No, I'm thinking about how to represent DB row data in such a way that
a= we use a compact enough representation that we can sort internally
rather than externally.
b= we do the sort once and avoid most of the overhead upon subsequent
similar requests.
I used the example of sorting on the entire row to show that the
approach works even when the original record being sorted by is very large.
All my previous comments on this topic hold for the case where we are
sorting on only part of a row as well.
If all you are doing is sorting on a column or a few columns, what
I'm discussing is even easier since treating the columns actually
being used a sort criteria as integers rather than the whole row as
an atomic unit eats less resources during the key creation and
mapping process.
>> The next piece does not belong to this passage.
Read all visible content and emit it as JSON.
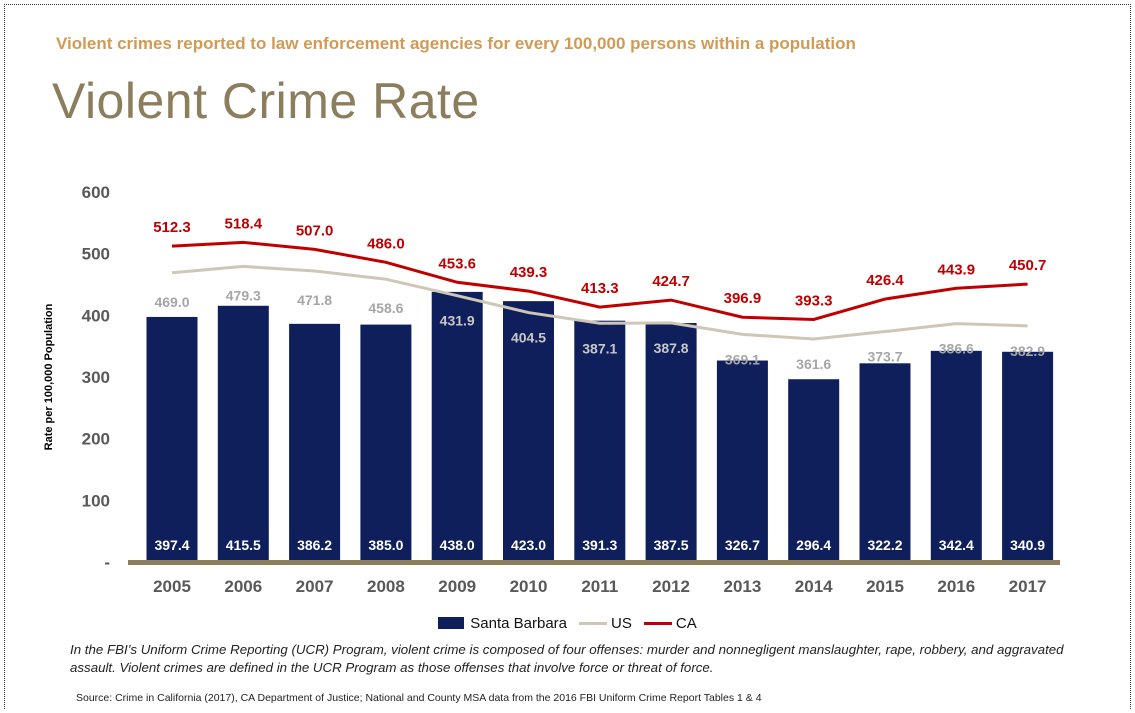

If the row is 2-4KB in size, but we only care about
some combination of columns that only takes on <= 2^8 or <= 2^16
different values, then what I've described will be even better than
the original example I gave.
Basically, the range of a key is going to be restricted by how
a= big the field is that represents the key (columns and such are
usually kept narrow for performance reasons) or
b= big each row is (the more space each row takes, the fewer rows fit
into any given amount of storage)
c= many rows there are in the table
Between the conditions, the range of a key tends to be severely
restricted and therefore use much less space than sorting the actual
DB records would. ...and that gives us something we can take advantage of.
Indeed, this is what btrees do, you store the order of the table
seperate from the data. And you can store multiple orders. But even
then, when someone does ORDER BY lower(col1), it's still useless.
And you're right, we still need to do the single mass sort in the
beginning, which is precisely what we're trying to optimise here.
Sigh. My points were:
1= we have information available to us that allows us to map the rows
in such a way as to turn most external sorts into internal sorts,
thereby avoiding the entire external sorting problem in those
cases. This is a huge performance improvement.
2= that an external sort is =NOT= required for initial key
assignment, but even if it was it would be worth it.
3= that this is a variation of a well known technique so I'm not
suggesting heresy here.
Ron